UN Chief Warns That Cash Flow Problems Will Force Expense Cuts
(Bloomberg) -- UN Secretary-General Antonio Guterres warned member states that the organization is facing “troubling” funding issues as a result of delayed dues payments that will force reductions in non-staff costs.
“This new cash shortfall is unlike those we have experienced previously,” Guterres wrote in a letter Thursday obtained by Bloomberg News. “Our cash flow has never been this low so early in the calendar year, and the broader trend is also concerning: we are running out of cash sooner and staying in the red longer.”
Guterres said he’s asking the organization’s management department to seek ways to reduce costs without compromising policy goals and added that he’s “appealed to Member States to pay their assessments on time and in full.”
Guterres’s letter didn’t single out any countries to blame for late or insufficient payments, but, separately, the UN said 112 members have paid their regular budget dues in full so far.
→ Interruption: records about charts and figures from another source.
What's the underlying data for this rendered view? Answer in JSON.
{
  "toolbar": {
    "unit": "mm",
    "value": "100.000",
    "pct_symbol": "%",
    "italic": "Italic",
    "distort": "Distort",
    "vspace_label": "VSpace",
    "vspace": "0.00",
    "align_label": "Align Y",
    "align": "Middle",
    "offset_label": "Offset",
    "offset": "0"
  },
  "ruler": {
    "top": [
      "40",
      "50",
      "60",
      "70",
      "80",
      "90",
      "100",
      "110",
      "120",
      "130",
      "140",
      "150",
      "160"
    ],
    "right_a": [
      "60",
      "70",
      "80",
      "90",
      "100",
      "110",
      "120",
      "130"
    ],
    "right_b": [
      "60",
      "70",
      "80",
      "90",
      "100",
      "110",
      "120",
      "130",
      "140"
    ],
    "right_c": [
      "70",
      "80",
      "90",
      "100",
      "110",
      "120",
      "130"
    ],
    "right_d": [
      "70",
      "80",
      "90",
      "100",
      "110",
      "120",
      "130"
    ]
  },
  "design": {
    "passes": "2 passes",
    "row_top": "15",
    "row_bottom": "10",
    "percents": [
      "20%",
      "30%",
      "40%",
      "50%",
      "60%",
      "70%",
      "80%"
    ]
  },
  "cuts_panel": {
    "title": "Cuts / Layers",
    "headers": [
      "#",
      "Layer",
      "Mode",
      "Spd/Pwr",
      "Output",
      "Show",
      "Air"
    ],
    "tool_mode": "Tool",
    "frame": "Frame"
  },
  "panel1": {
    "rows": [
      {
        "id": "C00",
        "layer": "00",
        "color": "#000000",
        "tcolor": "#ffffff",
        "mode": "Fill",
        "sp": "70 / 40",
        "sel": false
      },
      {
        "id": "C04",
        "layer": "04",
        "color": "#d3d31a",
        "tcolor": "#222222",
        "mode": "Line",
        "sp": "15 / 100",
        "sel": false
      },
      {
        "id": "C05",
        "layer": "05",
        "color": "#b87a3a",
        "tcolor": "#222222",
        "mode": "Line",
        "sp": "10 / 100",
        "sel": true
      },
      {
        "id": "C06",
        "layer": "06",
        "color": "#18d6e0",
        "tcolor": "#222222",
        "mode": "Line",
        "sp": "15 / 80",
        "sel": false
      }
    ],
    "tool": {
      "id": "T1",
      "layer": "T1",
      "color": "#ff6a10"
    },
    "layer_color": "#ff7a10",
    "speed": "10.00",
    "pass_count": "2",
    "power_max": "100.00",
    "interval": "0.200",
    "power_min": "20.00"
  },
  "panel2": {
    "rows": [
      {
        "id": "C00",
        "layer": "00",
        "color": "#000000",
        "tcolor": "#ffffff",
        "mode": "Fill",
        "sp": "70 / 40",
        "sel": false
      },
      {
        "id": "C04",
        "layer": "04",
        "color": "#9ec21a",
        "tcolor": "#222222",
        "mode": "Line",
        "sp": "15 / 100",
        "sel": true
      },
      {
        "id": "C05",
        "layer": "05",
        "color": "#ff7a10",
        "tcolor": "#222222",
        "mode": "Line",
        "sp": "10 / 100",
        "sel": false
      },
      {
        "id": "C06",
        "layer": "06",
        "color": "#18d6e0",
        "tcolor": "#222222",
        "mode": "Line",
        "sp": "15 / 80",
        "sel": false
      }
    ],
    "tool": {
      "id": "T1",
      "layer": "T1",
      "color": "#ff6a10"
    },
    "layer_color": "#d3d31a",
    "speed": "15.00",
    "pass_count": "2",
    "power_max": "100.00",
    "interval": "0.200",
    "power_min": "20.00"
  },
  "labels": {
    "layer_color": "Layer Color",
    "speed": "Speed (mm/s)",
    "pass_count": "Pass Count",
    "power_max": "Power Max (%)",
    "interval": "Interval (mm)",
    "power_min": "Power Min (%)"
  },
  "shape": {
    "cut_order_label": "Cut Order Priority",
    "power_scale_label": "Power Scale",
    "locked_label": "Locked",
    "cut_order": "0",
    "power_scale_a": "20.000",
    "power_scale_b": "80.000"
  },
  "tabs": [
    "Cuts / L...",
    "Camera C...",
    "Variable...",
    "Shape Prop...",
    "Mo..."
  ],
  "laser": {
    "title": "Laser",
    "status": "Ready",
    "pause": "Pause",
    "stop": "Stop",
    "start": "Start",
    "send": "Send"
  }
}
Eighty-one nations, including the U.S., Argentina, Syria, Venezuela and Belarus, haven’t done so.
The organization has received $1.49 billion so far this year, down from $1.7 billion at this time last year, according to the UN, and $809 million short of its regular budget.
United Nations member states pay dues based on a formula previously agreed to. The U.S. is the UN’s top contributor, providing about 28 percent of the $7.3 billion peacekeeping budget and approximately 22 percent of the core budget of $2.7 billion.